Le mécanisme : pourquoi ça fonctionne
Le principe repose sur un enchaînement de deux règles distinctes :
-
La donation purge la plus-value latente du donateur. Le donateur transmet les titres : la plus-value n'est pas cristallisée à son niveau, car la donation n'est pas un fait générateur d'imposition au titre de l'article 150-0 A du CGI.
-
Le donataire acquiert les titres à leur valeur vénale au jour de la donation. Lorsqu'il cède ensuite les titres, sa plus-value est calculée par différence entre le prix de cession et la valeur retenue pour le calcul des droits de donation (art. 150-0 D, 1 du CGI). Si la cession intervient rapidement après la donation, cette différence est quasi nulle.
Doctrine de référence : BOI-RPPM-PVBMI-20-10-20-30 (prix d'acquisition en cas de mutation à titre gratuit).
Le coût n'est pas nul pour autant : le donateur paie des droits de mutation à titre gratuit (art. 777 du CGI). Mais ces droits sont souvent très inférieurs au PFU sur la plus-value, surtout en ligne directe avec les abattements disponibles.
Simulation chiffrée : l'économie est réelle
Hypothèse : dirigeant de 58 ans, 100 % d'une SAS valorisée 1 000 000 EUR, prix de revient fiscal 100 000 EUR, plus-value latente 900 000 EUR, 2 enfants majeurs, abattements de 100 000 EUR par enfant disponibles (art. 779, I du CGI).
| Scénario | PV imposable | Impôt PV (PFU 31,4 %) | Droits de donation | Coût fiscal total |
|---|---|---|---|---|
| Cession directe sans donation | 900 000 EUR | 282 600 EUR | -- | 282 600 EUR |
| Donation PP à 2 enfants puis cession | 0 EUR | 0 EUR | 156 388 EUR | 156 388 EUR |
| Donation NP à 2 enfants (usufruit 50 %, art. 669 CGI) puis cession | 0 EUR (sur la NP) | 0 EUR (sur la NP) | 56 388 EUR | 56 388 EUR + PV résiduelle sur l'usufruit |
Sources barèmes : art. 777 CGI (DMTG) ; art. 779 CGI (abattements) ; art. 669 CGI (démembrement) ; art. 200 A CGI (PFU).
Détail des droits (donation PP, par enfant) :
- Valeur transmise : 500 000 EUR
- Abattement : 100 000 EUR
- Net taxable : 400 000 EUR
- Droits : 78 194 EUR (barème progressif art. 777)

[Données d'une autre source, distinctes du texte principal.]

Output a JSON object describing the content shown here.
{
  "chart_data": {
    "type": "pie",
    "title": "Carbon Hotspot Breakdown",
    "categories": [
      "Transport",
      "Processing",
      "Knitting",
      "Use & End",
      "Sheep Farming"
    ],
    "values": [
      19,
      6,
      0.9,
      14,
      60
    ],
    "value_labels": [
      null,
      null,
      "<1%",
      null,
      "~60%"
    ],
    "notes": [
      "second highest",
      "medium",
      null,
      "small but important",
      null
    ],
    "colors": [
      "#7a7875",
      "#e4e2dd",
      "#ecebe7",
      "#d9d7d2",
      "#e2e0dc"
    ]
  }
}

- Total pour 2 enfants : 156 388 EUR
Détail des droits (donation NP, par enfant) :
- Valeur nue-propriété (50 %) : 250 000 EUR
- Abattement : 100 000 EUR
- Net taxable : 150 000 EUR
- Droits : 28 194 EUR
- Total pour 2 enfants : 56 388 EUR
Économie donation PP vs cession directe : 126 212 EUR (soit 45 % d'économie).
Économie donation NP vs cession directe : encore plus importante, mais avec des complexités liées au sort de l'usufruit (voir ci-dessous).
Donation en pleine propriété vs en nue-propriété : deux logiques différentes
Donation en pleine propriété
C'est le schéma le plus simple et le plus sûr :
- Le donateur transmet la totalité des titres à ses enfants.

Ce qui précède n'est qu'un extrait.